11       Im Erkenntnis VwGH 26.11.2020, Ra 2020/21/0070, wurde bereits unter Rn. 13 festgehalten, die Frage der rechtzeitigen Erlangbarkeit eines Heimreisezertifikats sei bei länger andauernden Schubhaften, die gemäß § 22a Abs. 4 BFA-VG überprüft werden, typischerweise entscheidend für die (weitere) Verhältnismäßigkeit der Anhaltung, was entsprechende Ermittlungen und eine fundierte Auseinandersetzung mit den erlangten Ergebnissen erfordere. Bloße Bemühungen der Behörde genügen demnach für die Annahme einer rechtzeitigen Erlangbarkeit des Heimreisezertifikats nicht, sie müssen vielmehr zumindest mit einer gewissen Wahrscheinlichkeit erfolgversprechend sein, wobei für den zu verlangenden Wahrscheinlichkeitsgrad auch die bisherige Dauer der Schubhaft und die Schwere der Gründe für ihre Verhängung und Aufrechterhaltung eine Rolle spielen können. Frühere Erfahrungswerte mit der jeweiligen Vertretungsbehörde können wesentliche Anhaltspunkte für die in dieser Hinsicht vorzunehmende Beurteilung bieten; das setzt aber voraus, dass diese Erfahrungswerte nachvollziehbar festgestellt und nicht nur ohne jede Konkretisierung behauptet werden.
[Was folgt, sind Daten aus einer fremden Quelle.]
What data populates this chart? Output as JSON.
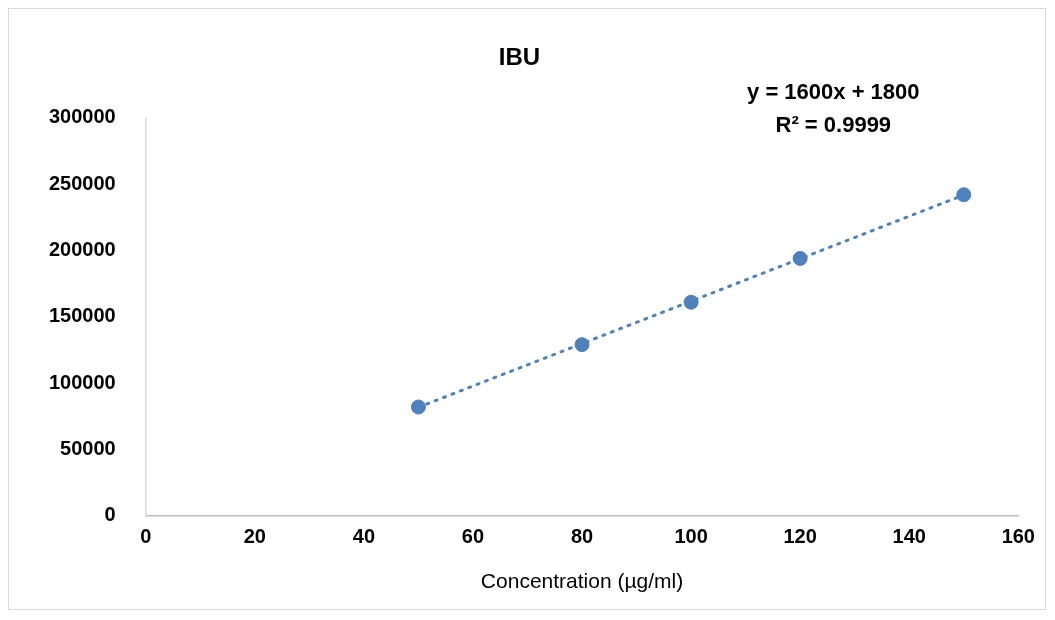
{
  "chart_data": {
    "type": "scatter",
    "title": "IBU",
    "xlabel": "Concentration (µg/ml)",
    "x": [
      50,
      80,
      100,
      120,
      150
    ],
    "series": [
      {
        "color": "#4f81bd",
        "values": [
          82000,
          129000,
          161000,
          194000,
          242000
        ],
        "marker": "circle"
      },
      {
        "type": "line",
        "color": "#4f81bd",
        "x": [
          50,
          150
        ],
        "values": [
          81800,
          241800
        ],
        "line_style": "dotted",
        "marker": "none"
      }
    ],
    "annotations": [
      "y = 1600x + 1800",
      "R² = 0.9999"
    ],
    "xlim": [
      0,
      160
    ],
    "xticks": [
      0,
      20,
      40,
      60,
      80,
      100,
      120,
      140,
      160
    ],
    "ylim": [
      0,
      300000
    ],
    "yticks": [
      0,
      50000,
      100000,
      150000,
      200000,
      250000,
      300000
    ],
    "grid": false,
    "legend": false
  }
}
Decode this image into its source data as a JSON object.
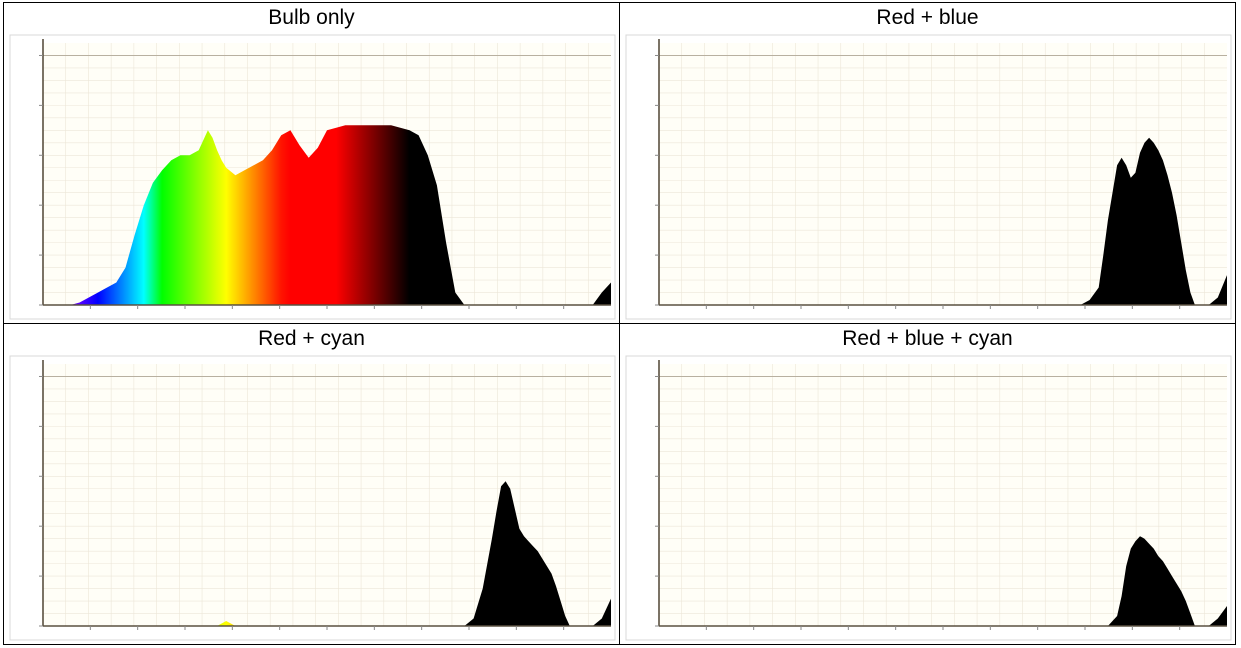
{
  "panels": [
    {
      "title": "Bulb only"
    },
    {
      "title": "Red + blue"
    },
    {
      "title": "Red + cyan"
    },
    {
      "title": "Red + blue + cyan"
    }
  ],
  "chart_data": [
    {
      "type": "area",
      "title": "Bulb only",
      "fill": "spectrum",
      "xlim": [
        380,
        1000
      ],
      "ylim": [
        0,
        105
      ],
      "x": [
        380,
        390,
        400,
        410,
        420,
        430,
        440,
        450,
        460,
        470,
        480,
        490,
        500,
        510,
        520,
        530,
        540,
        550,
        555,
        560,
        565,
        570,
        575,
        580,
        590,
        600,
        610,
        620,
        630,
        640,
        650,
        660,
        670,
        680,
        690,
        700,
        710,
        720,
        730,
        740,
        750,
        760,
        770,
        780,
        790,
        800,
        810,
        820,
        830,
        840,
        850,
        860,
        870,
        880,
        890,
        900,
        910,
        920,
        930,
        940,
        950,
        960,
        970,
        980,
        990,
        1000
      ],
      "y": [
        0,
        0,
        0,
        0,
        1,
        3,
        5,
        7,
        9,
        15,
        28,
        40,
        49,
        54,
        58,
        60,
        60,
        62,
        66,
        70,
        67,
        62,
        58,
        55,
        52,
        54,
        56,
        58,
        62,
        68,
        70,
        64,
        59,
        63,
        70,
        71,
        72,
        72,
        72,
        72,
        72,
        72,
        71,
        70,
        68,
        60,
        48,
        25,
        5,
        0,
        0,
        0,
        0,
        0,
        0,
        0,
        0,
        0,
        0,
        0,
        0,
        0,
        0,
        0,
        5,
        9
      ]
    },
    {
      "type": "area",
      "title": "Red + blue",
      "fill": "spectrum",
      "xlim": [
        380,
        1000
      ],
      "ylim": [
        0,
        105
      ],
      "x": [
        380,
        500,
        600,
        700,
        800,
        830,
        840,
        850,
        860,
        865,
        870,
        875,
        880,
        885,
        890,
        895,
        900,
        905,
        910,
        915,
        920,
        925,
        930,
        935,
        940,
        945,
        950,
        955,
        960,
        965,
        970,
        980,
        990,
        1000
      ],
      "y": [
        0,
        0,
        0,
        0,
        0,
        0,
        0,
        2,
        7,
        20,
        34,
        45,
        56,
        59,
        56,
        51,
        53,
        61,
        65,
        67,
        65,
        62,
        58,
        52,
        45,
        36,
        25,
        14,
        5,
        0,
        0,
        0,
        3,
        12
      ]
    },
    {
      "type": "area",
      "title": "Red + cyan",
      "fill": "spectrum",
      "xlim": [
        380,
        1000
      ],
      "ylim": [
        0,
        105
      ],
      "x": [
        380,
        470,
        560,
        570,
        575,
        580,
        585,
        590,
        600,
        700,
        800,
        830,
        840,
        850,
        860,
        870,
        875,
        880,
        885,
        890,
        895,
        900,
        905,
        910,
        915,
        920,
        925,
        930,
        935,
        940,
        945,
        950,
        955,
        960,
        965,
        970,
        980,
        990,
        1000
      ],
      "y": [
        0,
        0,
        0,
        0,
        1,
        2,
        1,
        0,
        0,
        0,
        0,
        0,
        0,
        3,
        15,
        35,
        46,
        56,
        58,
        55,
        47,
        39,
        36,
        34,
        32,
        30,
        27,
        24,
        21,
        16,
        10,
        4,
        0,
        0,
        0,
        0,
        0,
        3,
        11
      ]
    },
    {
      "type": "area",
      "title": "Red + blue + cyan",
      "fill": "spectrum",
      "xlim": [
        380,
        1000
      ],
      "ylim": [
        0,
        105
      ],
      "x": [
        380,
        500,
        600,
        700,
        800,
        850,
        860,
        870,
        880,
        885,
        890,
        895,
        900,
        905,
        910,
        915,
        920,
        925,
        930,
        935,
        940,
        945,
        950,
        955,
        960,
        965,
        970,
        980,
        990,
        1000
      ],
      "y": [
        0,
        0,
        0,
        0,
        0,
        0,
        0,
        0,
        4,
        12,
        24,
        31,
        34,
        36,
        35,
        33,
        31,
        28,
        26,
        23,
        20,
        17,
        14,
        10,
        5,
        0,
        0,
        0,
        3,
        8
      ]
    }
  ]
}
12       Diesen Erfordernissen wird das angefochtene Erkenntnis nicht gerecht. Es wird darin nur unsubstantiiert auf die „intensive Zusammenarbeit mit der marokkanischen Botschaft“ und „regelmäßige Antworten und Zustimmungen in Form von Verbalnoten“ verwiesen, ohne etwa zu konkretisieren, in wie vielen Fällen und in welcher Zeitspanne üblicherweise tatsächlich - trotz vorheriger erfolgloser Urgenzen wie im vorliegenden Fall - mit der Ausstellung eines Heimreisezertifikats zu rechnen ist. In einem Verfahren nach § 22a Abs. 4 BFA-VG genügt es typischwerweise auch nicht, darauf zu verweisen, eine Änderung der Umstände seit der letzten Feststellung nach § 22a Abs. 4 BFA-VG (bzw. seit dem Fortsetzungsausspruch nach § 22a Abs. 3 BFA-VG) habe sich nicht ergeben. Vielmehr ist darzulegen, warum trotz des weiteren Zeitablaufs noch von einer ausreichenden Erfolgswahrscheinlichkeit der behördlichen Bemühungen zur Erlangung eines Heimreisezertifikats ausgegangen wird (vgl. in diesem Sinn auch VwGH 19.11.2020, Ra 2020/21/0309, Rn. 9, mwN).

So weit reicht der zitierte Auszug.